From fresh tissue samples collected in North America, we found significant differences between the genome sizes of P. australis for North American native, Eurasian introduced, and Gulf Coast populations ranging from 2.18 pg for the smallest genome sizes in the introduced Eurasian lineage to 3.56 pg for Gulf Coast populations. Preliminary analysis of dried tissue samples analyzed from the global Phragmites collection at Aarhus University included populations from Europe, Mediterranean region, Asia, Australia, South America and Africa.
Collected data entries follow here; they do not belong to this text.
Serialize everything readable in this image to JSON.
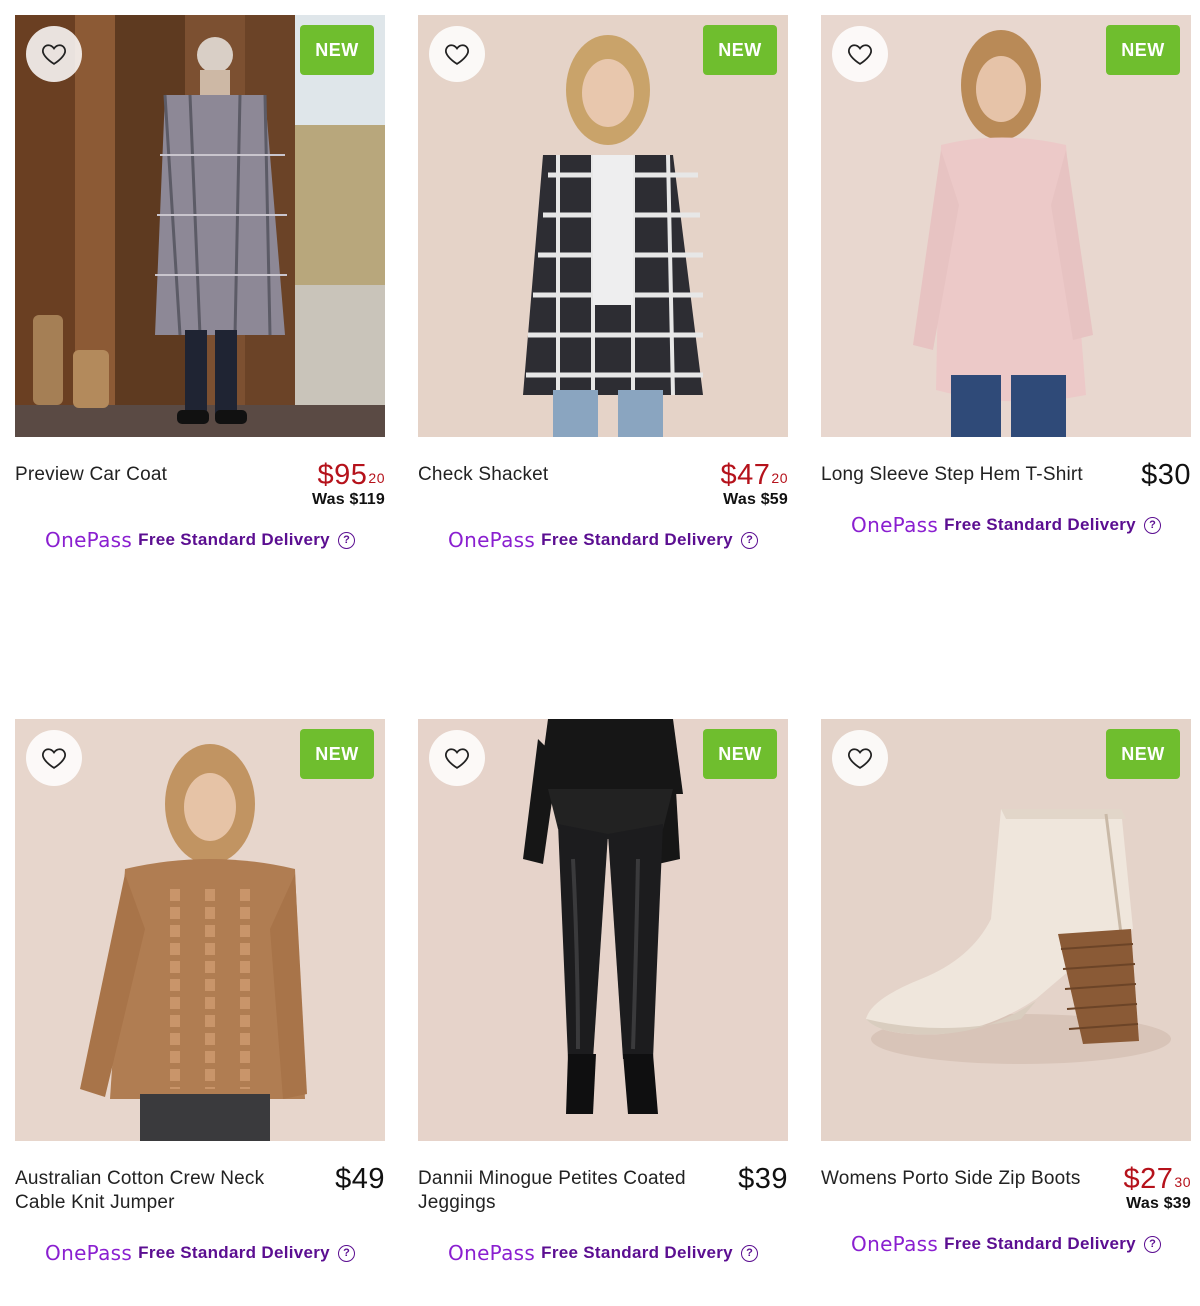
{
  "colors": {
    "sale_price": "#b5121b",
    "new_badge": "#6fbe2e",
    "onepass_purple": "#8a1fd0",
    "delivery_text": "#5b0e91"
  },
  "products": [
    {
      "title": "Preview Car Coat",
      "price_dollars": "$95",
      "price_cents": "20",
      "was": "Was $119",
      "on_sale": true,
      "badge": "NEW",
      "onepass": "OnePass",
      "delivery": "Free Standard Delivery",
      "help": "?",
      "image": "woman-in-plaid-coat"
    },
    {
      "title": "Check Shacket",
      "price_dollars": "$47",
      "price_cents": "20",
      "was": "Was $59",
      "on_sale": true,
      "badge": "NEW",
      "onepass": "OnePass",
      "delivery": "Free Standard Delivery",
      "help": "?",
      "image": "woman-in-check-shacket"
    },
    {
      "title": "Long Sleeve Step Hem T-Shirt",
      "price_dollars": "$30",
      "price_cents": "",
      "was": "",
      "on_sale": false,
      "badge": "NEW",
      "onepass": "OnePass",
      "delivery": "Free Standard Delivery",
      "help": "?",
      "image": "woman-in-pink-tshirt"
    },
    {
      "title": "Australian Cotton Crew Neck Cable Knit Jumper",
      "price_dollars": "$49",
      "price_cents": "",
      "was": "",
      "on_sale": false,
      "badge": "NEW",
      "onepass": "OnePass",
      "delivery": "Free Standard Delivery",
      "help": "?",
      "image": "woman-in-cable-knit-jumper"
    },
    {
      "title": "Dannii Minogue Petites Coated Jeggings",
      "price_dollars": "$39",
      "price_cents": "",
      "was": "",
      "on_sale": false,
      "badge": "NEW",
      "onepass": "OnePass",
      "delivery": "Free Standard Delivery",
      "help": "?",
      "image": "model-in-black-jeggings"
    },
    {
      "title": "Womens Porto Side Zip Boots",
      "price_dollars": "$27",
      "price_cents": "30",
      "was": "Was $39",
      "on_sale": true,
      "badge": "NEW",
      "onepass": "OnePass",
      "delivery": "Free Standard Delivery",
      "help": "?",
      "image": "cream-ankle-boot"
    }
  ]
}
Results revealed five distinct genome size groupings with a 3.23-fold variation in genome size across the groups. Together these analyses provide evidence for high variability in genome size within P. australis and across the Phragmites genus and suggest that at least in North America, invasive genotypes of P. australis may have smaller DNA contents than other sympatric lineages. In 1996, Rejmánek hypothesized that small genome size could result from selection for rapid plant generation times and therefore might be associated with plant invasiveness. Our results support this and we suggest that the amount of nuclear DNA in invasive plants may be of paramount ecological and evolutionary importance by leading to genetic novelties and to the establishment of pheno-/genotypes with enhanced invasive ability.